Eksis di Dunia, Eksis di Akhirat
(Ruang Tengah Blok G. April 2018)
Eksis bermakna ada. Eksistensi diartikan
keberadaan sesuatu. Terlepas dari eksisnya bermanfaat atau sebaliknya. Eksisnya
membawa pengaruh positif atau negatif. Harapan normalnya adalah kita ingin semua
eksistensi kita dilihat, diperhatikan, diakui bahkan oleh sebagian orang ingin
dipromosikan pada level top score.
Eksis di
dunia berarti ia ingin diakui dan dimasyhurkan oleh siapapun, sepanjang
keinginannya untuk memotivasi dan menginspirasi maka eksis dalam arti manusiawi
dan sah-sah saja. Piramida eksistensi yang dikemukakan oleh Abraham Maslow
menempatkan posisi aktualisasi diri pada puncak piramidanya. Ini menunjukkan
bahwa pengakuan eksistensi menjadi keinginan manusia sejatinya.
Sebagai insan
religius yang mengakui adanya kehidupan sesudah kematian, maka pengakuan ini
tidak hanya sebatas dunia saja, tapi hingga ke alam baka, alam akhirat. Eksis
di akhirat bermakna ia punya segudang perbuatan yang dinilai kebaikan saat di
dunia namun ternyata berdampak akhirat.
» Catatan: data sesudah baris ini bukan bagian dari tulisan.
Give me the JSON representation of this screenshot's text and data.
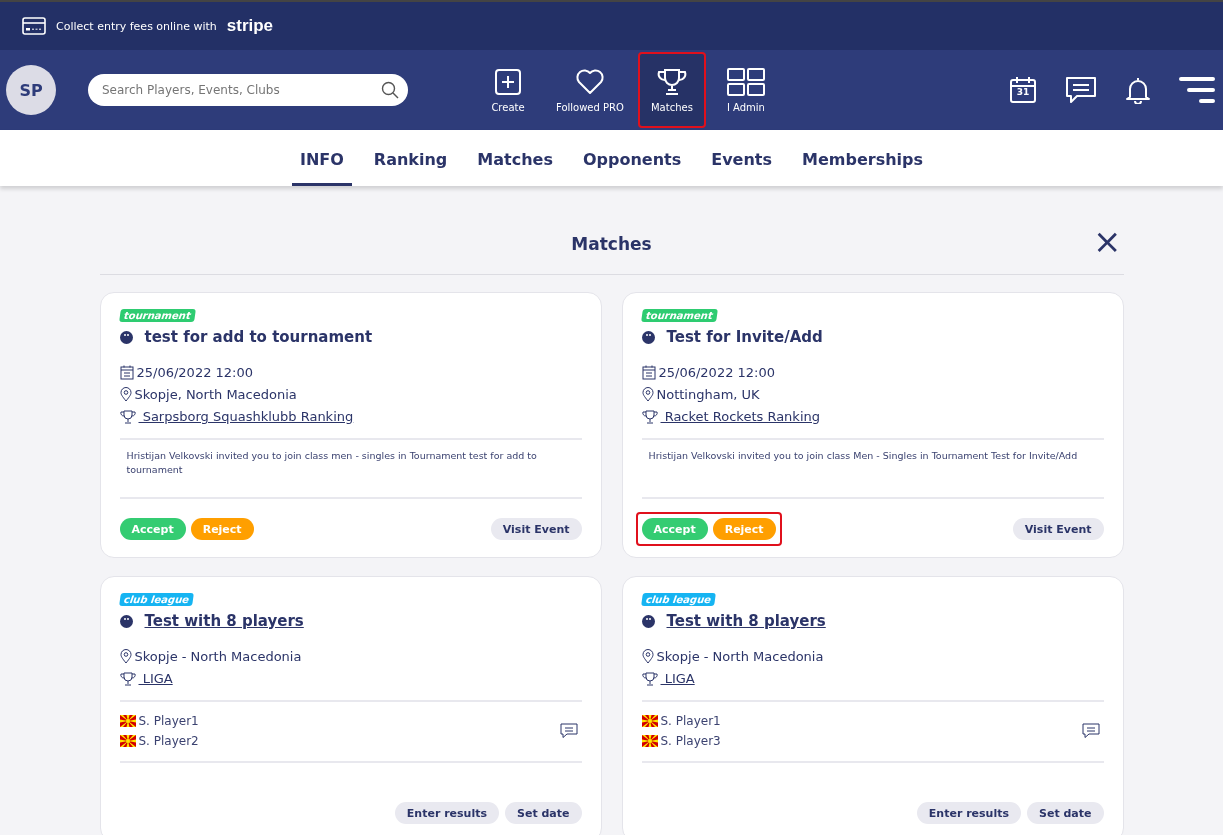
{
  "banner": {
    "text": "Collect entry fees online with",
    "brand": "stripe"
  },
  "header": {
    "avatar": "SP",
    "search": {
      "placeholder": "Search Players, Events, Clubs"
    },
    "nav": [
      {
        "label": "Create",
        "selected": false,
        "highlighted": false
      },
      {
        "label": "Followed PRO",
        "selected": false,
        "highlighted": false
      },
      {
        "label": "Matches",
        "selected": true,
        "highlighted": true
      },
      {
        "label": "I Admin",
        "selected": false,
        "highlighted": false
      }
    ],
    "calendar_day": "31"
  },
  "tabs": [
    {
      "label": "INFO",
      "selected": true
    },
    {
      "label": "Ranking",
      "selected": false
    },
    {
      "label": "Matches",
      "selected": false
    },
    {
      "label": "Opponents",
      "selected": false
    },
    {
      "label": "Events",
      "selected": false
    },
    {
      "label": "Memberships",
      "selected": false
    }
  ],
  "panel": {
    "title": "Matches",
    "close": "×",
    "cards": [
      {
        "kind": "invite",
        "tag": "tournament",
        "color": "#2ecc71",
        "title": "test for add to tournament",
        "title_link": false,
        "date": "25/06/2022 12:00",
        "location": "Skopje, North Macedonia",
        "league": " Sarpsborg Squashklubb Ranking",
        "message": "Hristijan Velkovski invited you to join class men - singles in Tournament test for add to tournament",
        "accept": "Accept",
        "reject": "Reject",
        "highlighted": false,
        "visit": "Visit Event"
      },
      {
        "kind": "invite",
        "tag": "tournament",
        "color": "#2ecc71",
        "title": "Test for Invite/Add",
        "title_link": false,
        "date": "25/06/2022 12:00",
        "location": "Nottingham, UK",
        "league": " Racket Rockets Ranking",
        "message": "Hristijan Velkovski invited you to join class Men - Singles in Tournament Test for Invite/Add",
        "accept": "Accept",
        "reject": "Reject",
        "highlighted": true,
        "visit": "Visit Event"
      },
      {
        "kind": "match",
        "tag": "club league",
        "color": "#16b4f2",
        "title": "Test with 8 players",
        "title_link": true,
        "location": "Skopje - North Macedonia",
        "league": " LIGA",
        "players": [
          "S. Player1",
          "S. Player2"
        ],
        "enter": "Enter results",
        "set_date": "Set date"
      },
      {
        "kind": "match",
        "tag": "club league",
        "color": "#16b4f2",
        "title": "Test with 8 players",
        "title_link": true,
        "location": "Skopje - North Macedonia",
        "league": " LIGA",
        "players": [
          "S. Player1",
          "S. Player3"
        ],
        "enter": "Enter results",
        "set_date": "Set date"
      }
    ]
  }
}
Dengan segala kebaikan yang diterima
Tuhan, ia dikelompokkkan pada golongan ashhabul maymanah (kelompok kanan
sebagai simbol berkumpulnya orang-orang baik).
Saudaraku,
jangan sepelekan sekecil amal apapun, bisa jadi yang kecil inilah yang mungkin
memantik dan memancing datangnya kebaikan dan kemudahan pada kita. Pekerjaan
yang kelihatannya sepele dan duniawi sekali tetapi punya dampak sebagai investasi akhirat.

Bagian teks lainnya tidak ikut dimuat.